Creative writing lecturer brings adventure writing to campus

Lori Wilson | Lifestyles Assistant Editor

Here’s a riddle for you: What do kayaking in seriously gnarly ocean swells and UNC Wilmington’s creative nonfiction writing department have in common? It’s a weird concept, but the answer is Virginia Holman.

Holman, a creative writing lecturer and author of “Rescuing Patty Hearst,” taught the special topics course “The Adventure Narrative” for the first time this semester. In addition to many pages of reading, she assigned the guinea-pig class three major assignments-write a story about someone else’s adventure, write about your own adventure, then go kayaking on North Carolina’s peaceful Black River.

The class embarked on their flat-water journey on Saturday, April 6. Student Trent Williams described the trip.

“The water is actually really black. The name Black River doesn’t kid around. It’s sort of iced-tea colored in the shallow parts where you can see the bottom,” Williams said. “The trees were so ancient-looking coming out of the black water, it was pretty surreal. Virginia was telling us they were something like 2,000 years old. It was a crazy feeling floating next to something that old.”

Williams took Holman’s Intermediate Creative Nonfiction class last semester, so he already knew a little bit about her double life as a water sports athlete.

“Virginia’s always talking about outdoor sports and things like that…I knew she would take us to something worth paddling out for,” he said.

Holman teaches more than just writing, too. As an instructor certified by the American Canoe Association, she is trained to teach kayaking.  

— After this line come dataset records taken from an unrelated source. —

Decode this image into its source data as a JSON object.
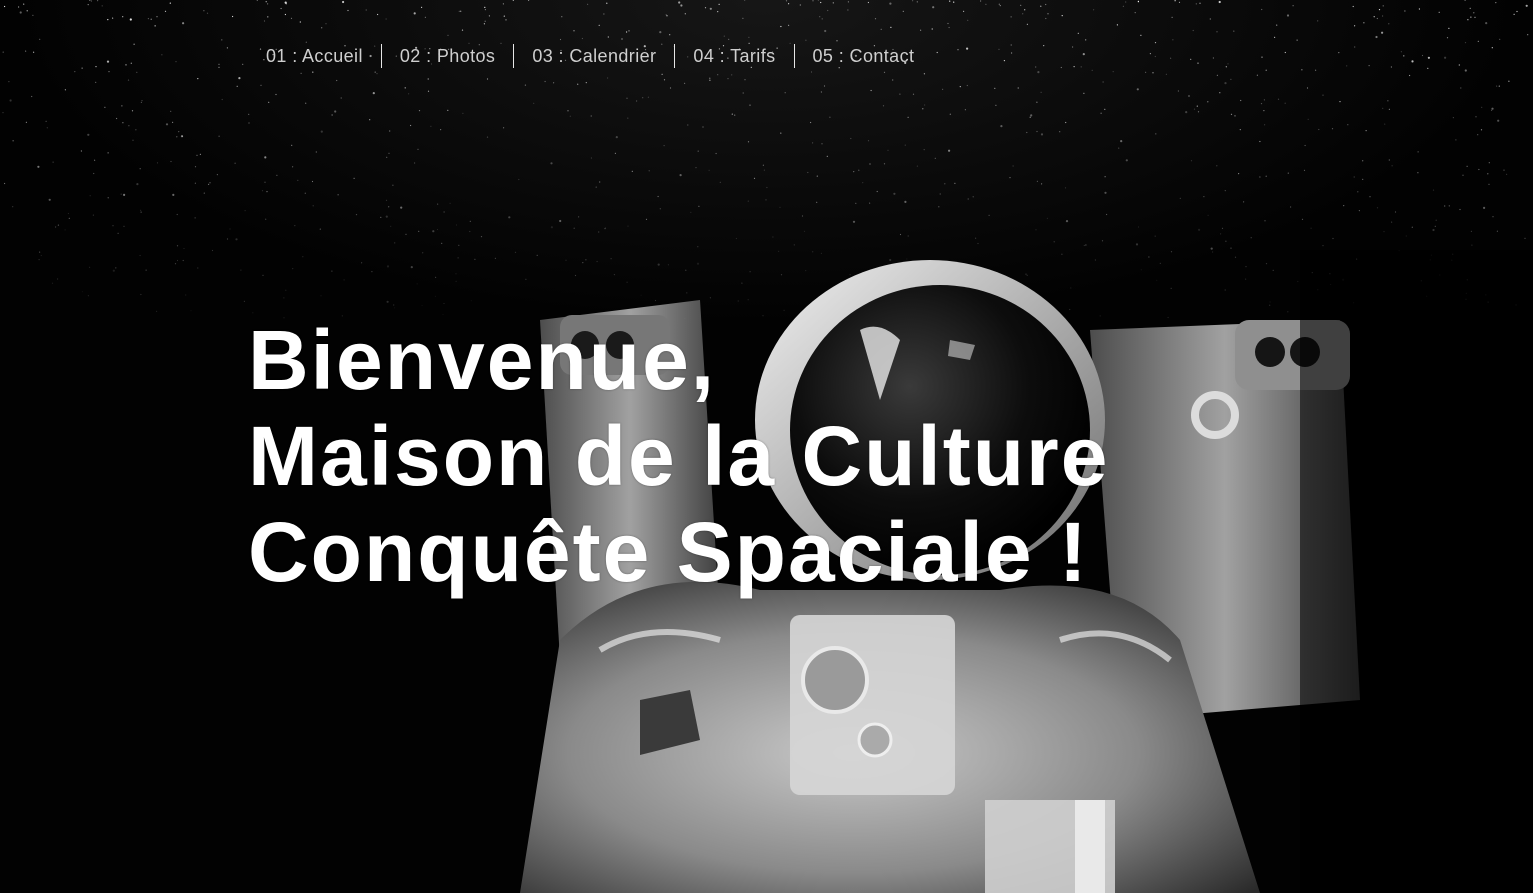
{
  "nav": {
    "items": [
      {
        "label": "01 : Accueil"
      },
      {
        "label": "02 : Photos"
      },
      {
        "label": "03 : Calendrier"
      },
      {
        "label": "04 : Tarifs"
      },
      {
        "label": "05 : Contact"
      }
    ]
  },
  "hero": {
    "line1": "Bienvenue,",
    "line2": "Maison de la Culture",
    "line3": "Conquête Spaciale !"
  },
  "background": {
    "image": "astronaut-photo",
    "palette": [
      "#000000",
      "#ffffff"
    ]
  }
}
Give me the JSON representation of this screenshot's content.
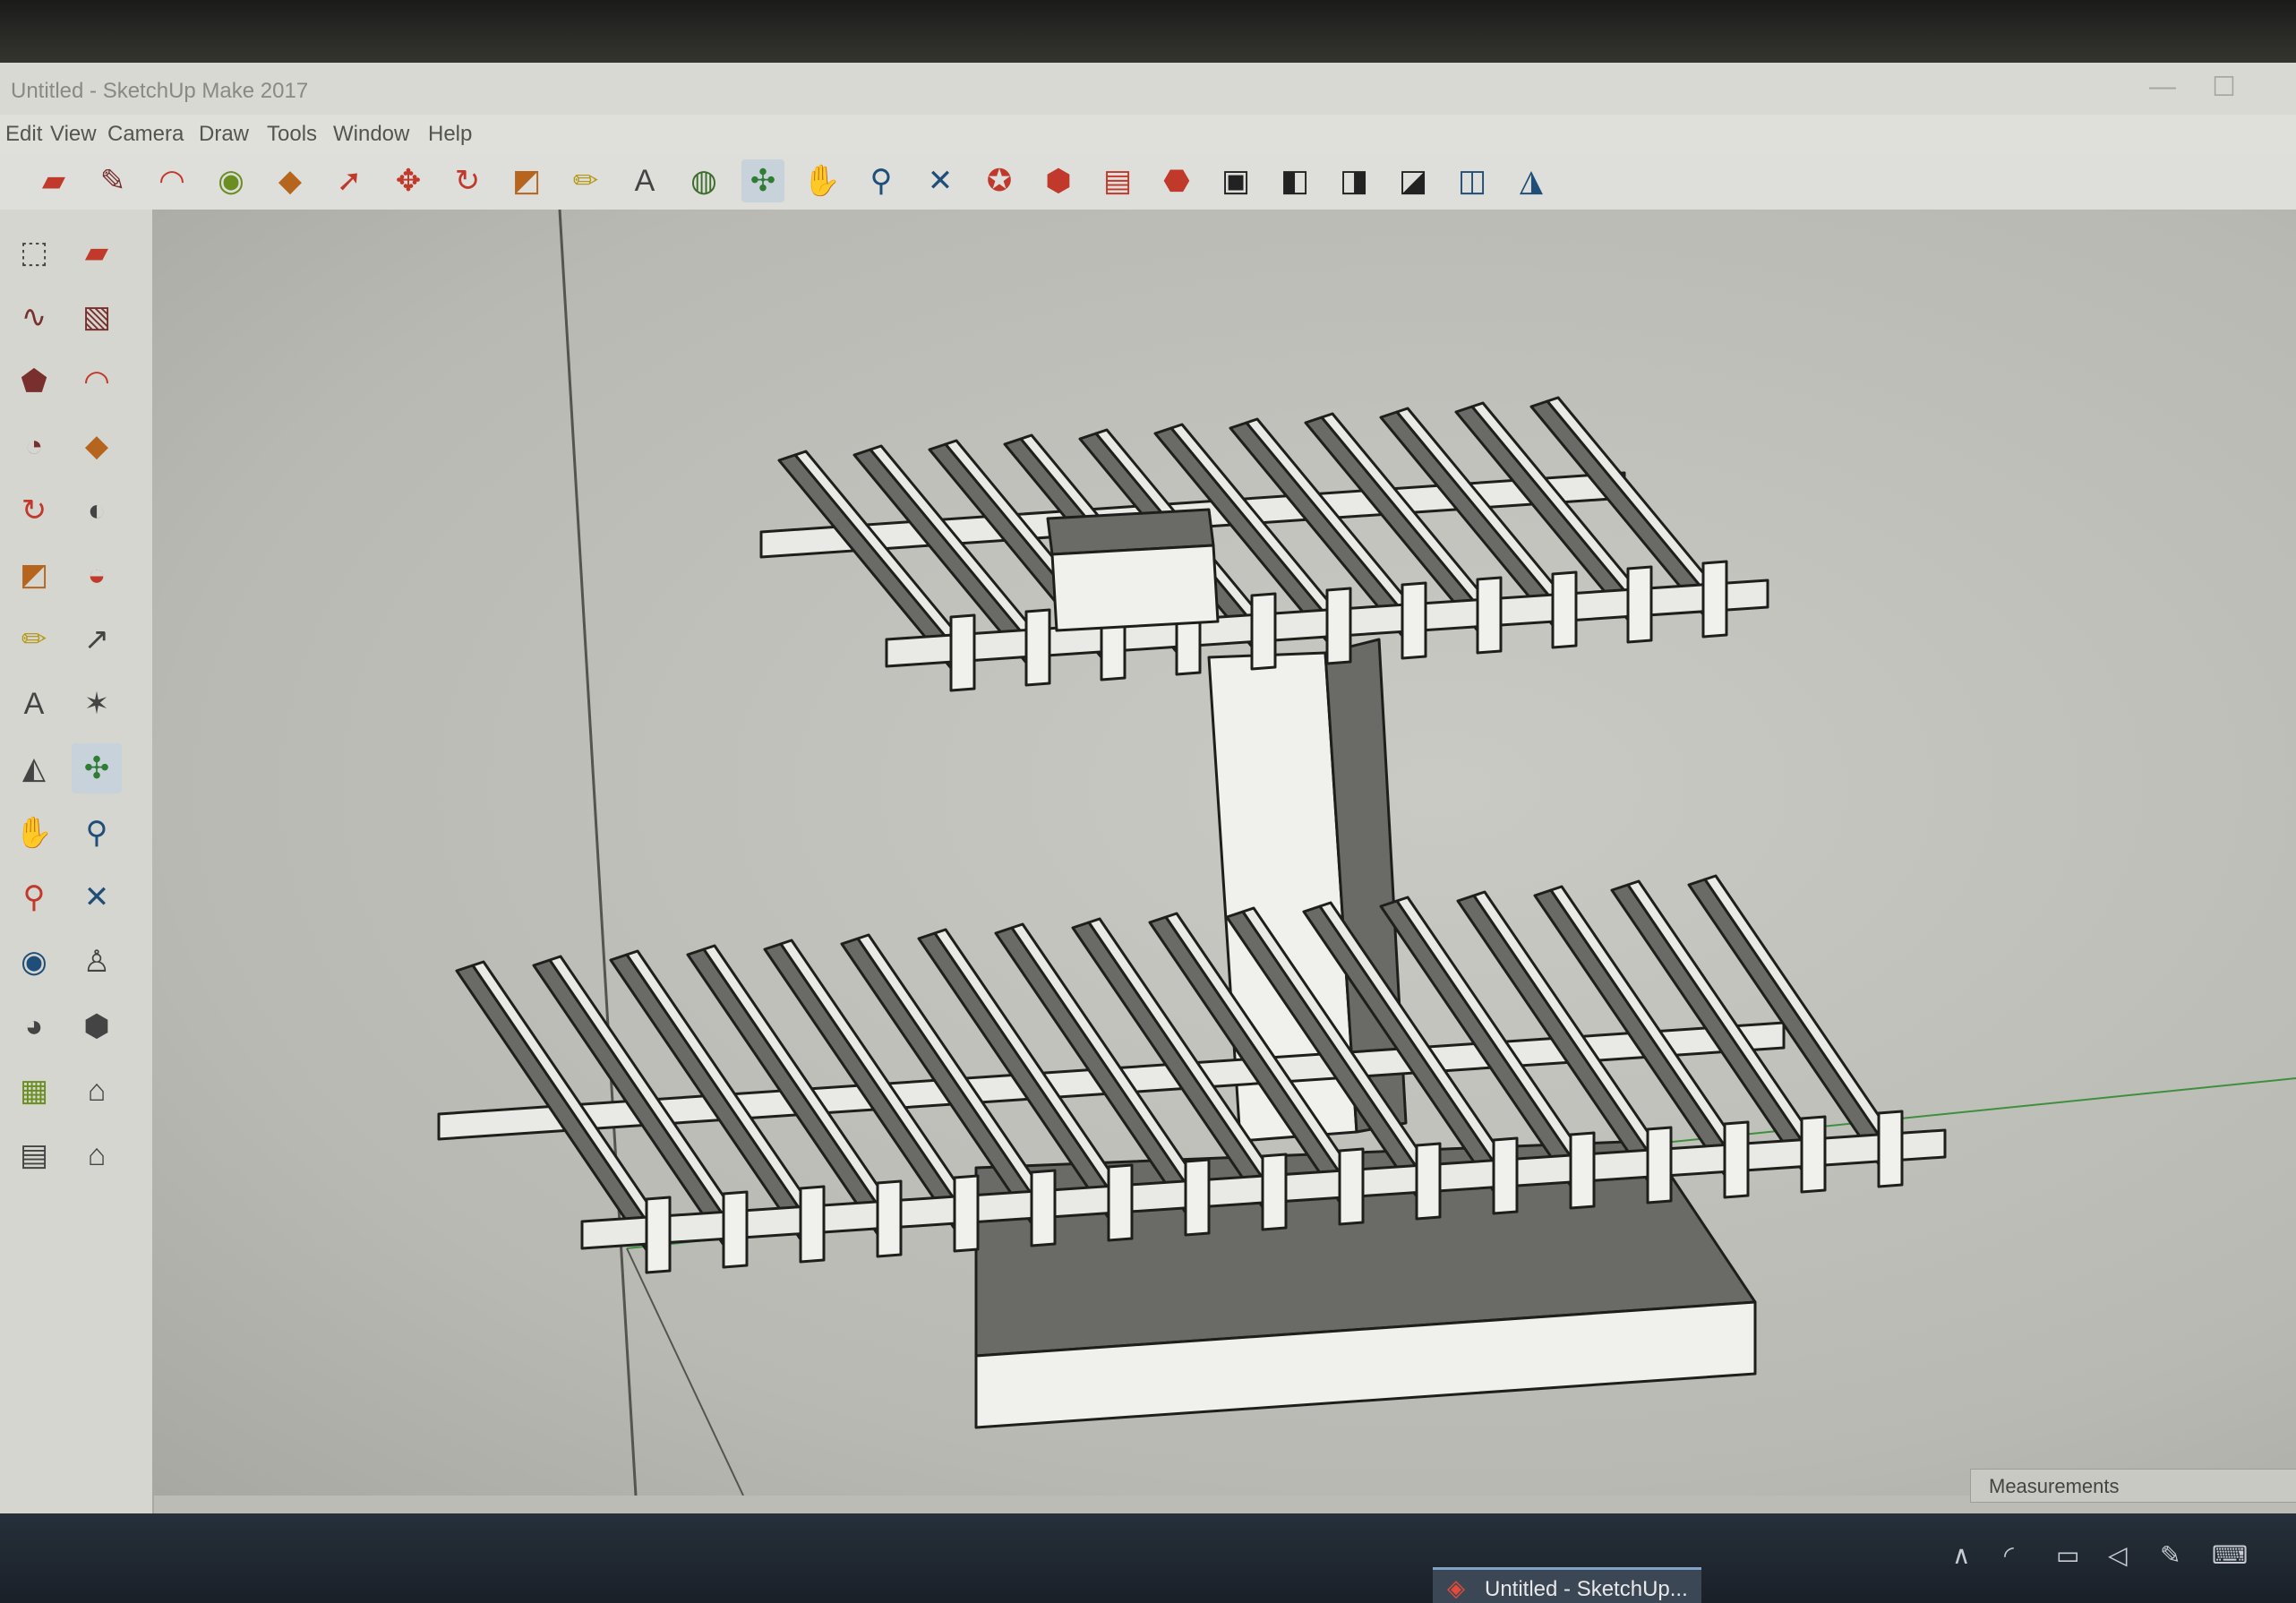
{
  "window": {
    "title": "Untitled - SketchUp Make 2017",
    "controls": {
      "minimize": "—",
      "maximize": "☐"
    }
  },
  "menu": [
    {
      "label": "Edit"
    },
    {
      "label": "View"
    },
    {
      "label": "Camera"
    },
    {
      "label": "Draw"
    },
    {
      "label": "Tools"
    },
    {
      "label": "Window"
    },
    {
      "label": "Help"
    }
  ],
  "toolbar": [
    {
      "icon": "eraser-icon",
      "glyph": "▰",
      "color": "#c0392b"
    },
    {
      "icon": "pencil-icon",
      "glyph": "✎",
      "color": "#7a2f2f"
    },
    {
      "icon": "arc-icon",
      "glyph": "◠",
      "color": "#c0392b"
    },
    {
      "icon": "circle-icon",
      "glyph": "◉",
      "color": "#6b8e23"
    },
    {
      "icon": "push-pull-icon",
      "glyph": "◆",
      "color": "#b5651d"
    },
    {
      "icon": "follow-me-icon",
      "glyph": "➚",
      "color": "#c0392b"
    },
    {
      "icon": "move-icon",
      "glyph": "✥",
      "color": "#c0392b"
    },
    {
      "icon": "rotate-icon",
      "glyph": "↻",
      "color": "#c0392b"
    },
    {
      "icon": "scale-icon",
      "glyph": "◩",
      "color": "#b5651d"
    },
    {
      "icon": "tape-measure-icon",
      "glyph": "✏",
      "color": "#b59b1d"
    },
    {
      "icon": "text-icon",
      "glyph": "A",
      "color": "#444444"
    },
    {
      "icon": "paint-bucket-icon",
      "glyph": "◍",
      "color": "#3b6e2a"
    },
    {
      "icon": "orbit-icon",
      "glyph": "✣",
      "color": "#2e7d32",
      "active": true
    },
    {
      "icon": "pan-icon",
      "glyph": "✋",
      "color": "#b59b1d"
    },
    {
      "icon": "zoom-icon",
      "glyph": "⚲",
      "color": "#1f4e79"
    },
    {
      "icon": "zoom-extents-icon",
      "glyph": "✕",
      "color": "#1f4e79"
    },
    {
      "icon": "warehouse-icon",
      "glyph": "✪",
      "color": "#c0392b"
    },
    {
      "icon": "share-model-icon",
      "glyph": "⬢",
      "color": "#c0392b"
    },
    {
      "icon": "extension-warehouse-icon",
      "glyph": "▤",
      "color": "#c0392b"
    },
    {
      "icon": "layout-icon",
      "glyph": "⬣",
      "color": "#c0392b"
    },
    {
      "icon": "iso-view-icon",
      "glyph": "▣",
      "color": "#222222"
    },
    {
      "icon": "top-view-icon",
      "glyph": "◧",
      "color": "#222222"
    },
    {
      "icon": "front-view-icon",
      "glyph": "◨",
      "color": "#222222"
    },
    {
      "icon": "right-view-icon",
      "glyph": "◪",
      "color": "#222222"
    },
    {
      "icon": "back-view-icon",
      "glyph": "◫",
      "color": "#1f4e79"
    },
    {
      "icon": "left-view-icon",
      "glyph": "◮",
      "color": "#1f4e79"
    }
  ],
  "sidebar": [
    {
      "icon": "select-icon",
      "glyph": "⬚",
      "color": "#444444"
    },
    {
      "icon": "make-component-icon",
      "glyph": "▰",
      "color": "#c0392b"
    },
    {
      "icon": "freehand-icon",
      "glyph": "∿",
      "color": "#7a2f2f"
    },
    {
      "icon": "rectangle-icon",
      "glyph": "▧",
      "color": "#7a2f2f"
    },
    {
      "icon": "polygon-icon",
      "glyph": "⬟",
      "color": "#7a2f2f"
    },
    {
      "icon": "arc-icon",
      "glyph": "◠",
      "color": "#c0392b"
    },
    {
      "icon": "pie-icon",
      "glyph": "◔",
      "color": "#7a2f2f"
    },
    {
      "icon": "offset-icon",
      "glyph": "◆",
      "color": "#b5651d"
    },
    {
      "icon": "rotate-icon",
      "glyph": "↻",
      "color": "#c0392b"
    },
    {
      "icon": "follow-me-icon",
      "glyph": "◐",
      "color": "#444444"
    },
    {
      "icon": "scale-icon",
      "glyph": "◩",
      "color": "#b5651d"
    },
    {
      "icon": "protractor-icon",
      "glyph": "◒",
      "color": "#c0392b"
    },
    {
      "icon": "tape-measure-icon",
      "glyph": "✏",
      "color": "#b59b1d"
    },
    {
      "icon": "dimension-icon",
      "glyph": "↗",
      "color": "#444444"
    },
    {
      "icon": "text-icon",
      "glyph": "A",
      "color": "#444444"
    },
    {
      "icon": "axes-icon",
      "glyph": "✶",
      "color": "#444444"
    },
    {
      "icon": "section-plane-icon",
      "glyph": "◭",
      "color": "#444444"
    },
    {
      "icon": "orbit-icon",
      "glyph": "✣",
      "color": "#2e7d32",
      "active": true
    },
    {
      "icon": "pan-icon",
      "glyph": "✋",
      "color": "#b59b1d"
    },
    {
      "icon": "zoom-icon",
      "glyph": "⚲",
      "color": "#1f4e79"
    },
    {
      "icon": "zoom-window-icon",
      "glyph": "⚲",
      "color": "#c0392b"
    },
    {
      "icon": "zoom-extents-icon",
      "glyph": "✕",
      "color": "#1f4e79"
    },
    {
      "icon": "previous-view-icon",
      "glyph": "◉",
      "color": "#1f4e79"
    },
    {
      "icon": "position-camera-icon",
      "glyph": "♙",
      "color": "#444444"
    },
    {
      "icon": "look-around-icon",
      "glyph": "◕",
      "color": "#444444"
    },
    {
      "icon": "walk-icon",
      "glyph": "⬢",
      "color": "#444444"
    },
    {
      "icon": "sandbox-icon",
      "glyph": "▦",
      "color": "#6b8e23"
    },
    {
      "icon": "warehouse-icon",
      "glyph": "⌂",
      "color": "#444444"
    },
    {
      "icon": "layout-icon",
      "glyph": "▤",
      "color": "#444444"
    },
    {
      "icon": "home-icon",
      "glyph": "⌂",
      "color": "#444444"
    }
  ],
  "measurements": {
    "label": "Measurements"
  },
  "taskbar": {
    "app_label": "Untitled - SketchUp...",
    "tray": [
      {
        "icon": "chevron-up-icon",
        "glyph": "∧"
      },
      {
        "icon": "wifi-icon",
        "glyph": "◜"
      },
      {
        "icon": "battery-icon",
        "glyph": "▭"
      },
      {
        "icon": "volume-icon",
        "glyph": "◁"
      },
      {
        "icon": "pen-icon",
        "glyph": "✎"
      },
      {
        "icon": "keyboard-icon",
        "glyph": "⌨"
      }
    ]
  },
  "colors": {
    "viewport": "#c2c2bc",
    "model_top": "#e9e9e5",
    "model_side": "#6a6a66",
    "model_face": "#f0f0ec",
    "axis_green": "#3f8f3f",
    "axis_dark": "#555550"
  }
}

“I’m just all fanatical about it, and love it and love [this] area,” Holman said. “It seemed like a natural match…It was a way to yolk together my environmental interest, my historical interest in the area, with the university’s larger goal, which really is to make our classroom and the coastal environmental interest one in the same, hence the kayaking trip.”

Her love for the outdoor sport started after Holman and her husband took a kayaking trip when they first moved to the Wilmington area. Then, her family surprised her with her very own water sport wonder- her first kayak.

“We have our truck outfitted so all the kayak gear goes underneath and we can sleep on the platform in the back of the truck. You know when you’re buying your vehicles based on your hobby, you’ve become a little bit fanatical,” Holman said. “I started expanding my range and taking navigation classes, moving from flat water to river water, from river to ocean, from ocean to surf, and then going out on my own, like circumnavigating Masonboro Island.”

Holman is your classic, grade-A daredevil. She attributes it to her “stubborn” personality, but it’s more than that-determination, perhaps.

She was determined to learn how to Greenland roll-a technique used to come up from capsizing, or flipping the kayak over.

“I had a hard time learning to roll, and so when I started learning to roll, I really got into it,” she said. “I tell my students that it’s okay if you’re a really slow learner; I’m a slow learner. But what really kills is how badly you want to learn it.”

In a similar way, Holman encourages students to get out of their comfort zone.

“The best part and the worst part is that she pushed us out of our comfort zone,” said Shelby Radovich, another student. “We had to interview someone for the class who had been on an adventure, but it couldn’t be anyone we were close to. So many cool stories came out of it because we had to go out of our comfort zone.”

Not only did the students perform several interviews, but they had to use and understand historical context related to their assignments.

Somehow, the daredevil writer related a water sport to the creative process.

 “Greenland rolling is sort of like the class in some ways. It’s about the historical roots of kayaking, because the Inuit were the first to use the kayak,” she said. “The kayaking community is all about mentoring. Everything is passed down from one person to another…It’s almost like an oral tradition, and to some degree it informs my teaching.”

 Holman speaks about kayaking like she is writing about it. 

 “… [Kayaking] keeps you engaged in the world, in a similar way, I guess, to writing, but too many writers tend to be too internally focused. But when you are out kayaking you can’t be- you have to transcend yourself. You’re out and you have to pay attention to the wind, the weather, the current. You engage with the world and pay attention to your place in it,” Holman said.

 Kayaking also connects her to her childhood. Holman says that she was sort of a “wild child,” the wandering-through-the-woods kind.

 “I could reconnect with that part of myself that sort of got sacrificed for so many years,” she said. “It’s funny, I get to do that now, explore the world in the same way, maybe even more so than I was able to do then.”

Holman has written a few stories about her own adventures already, but she hopes to explore other story ideas, such as being one of the few female kayakers on her trips.

And she has new ideas for the class, too. The course will be offered again in the spring of 2014.

“I keep calling this my beta version. I’d also like the next semester to focus on shorter work,” she said. “It would be really interesting and fun to bring in different narrative medias and have them telling a story using these different aspects in addition to the writing.”

It doesn’t seem like Holman will stop meeting her course, kayak and writing goals for anything.

“It’s like all the adventures we read in this class- there are tremendous obstacles, overcoming obstacles is very appealing. You can’t not do it,” Holman said.